El Parque de Monsanto o el Jardín de Amnistía Internacional, justo al lado, son la opción más rápida, pero cualquier patio, terraza o incluso balcón siempre es una buena opción. Con las cervezas fresquitas en la nevera y los palillos en el armario, siempre está todo listo. ¡Que vengan esos caracoles!
O Hoquista

En São Domingos de Benfica hay una gran terraza que, estos días, se llena para comer algunos de los mejores caracoles que Lisboa tiene para ofrecer.
Los caracoles son increíbles, pero si vas en busca de marisco tampoco te irás de aquí decepcionado. Y es que O Hoquista cuenta con una buena selección de marisco que seguro que satisfará hasta a los más exigentes.
Sé da Guarda

El restaurante Sé da Guarda, en Algés, es un referente para los amantes de los caracoles en la región de Lisboa.
Durante la temporada, sirven este típico aperitivo portugués a partir de las 17:00 h, manteniendo el precio de la ración asequible y estable.

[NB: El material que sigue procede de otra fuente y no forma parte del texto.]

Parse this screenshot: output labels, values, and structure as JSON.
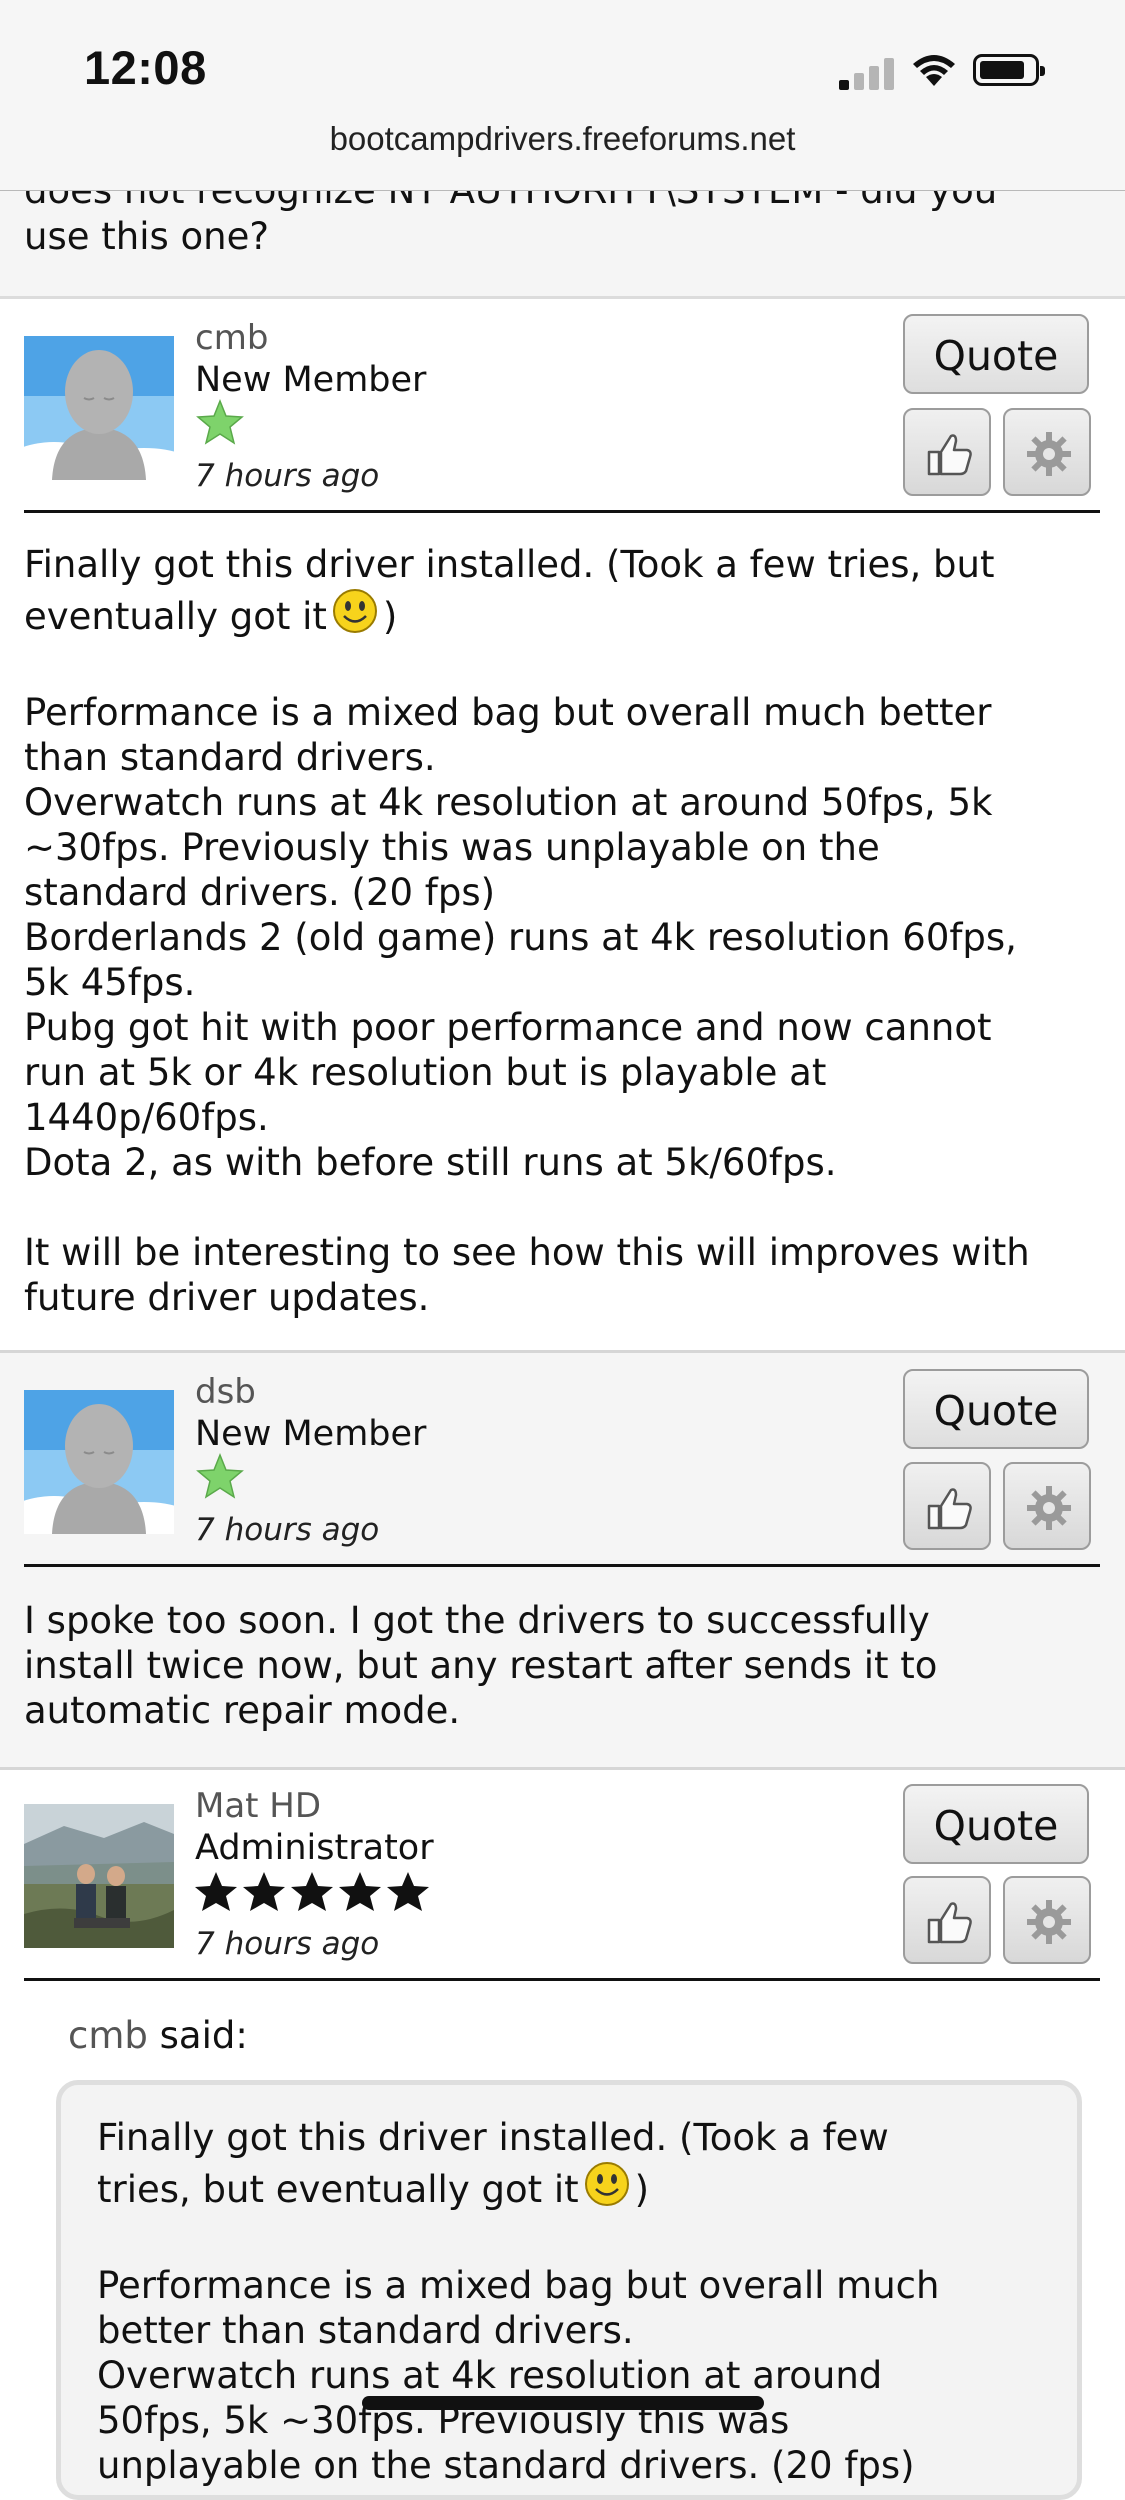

El ambiente de taberna tradicional, junto con la amabilidad del servicio y la calidad de los aperitivos, hace de este local una parada obligatoria para los amantes de los caracoles y de la gastronomía portuguesa.
La Ginjinha

La bandera del Benfica ondeando los días de partido y los caracoles ya son un sello distintivo de este local de Campolide.
Mientras el tiempo lo permita, se sirven de viernes a domingo y los fines de semana, pero luego pasarán a estar disponibles todos los días.
Apolo 78

Cada año se celebra en Loures uno de los mayores festivales de caracoles del país. Suele durar hasta el 31 de julio.
Por eso, no es de extrañar que uno de los mejores sitios para comer caracoles sea precisamente el Apolo 78, que está en Loures.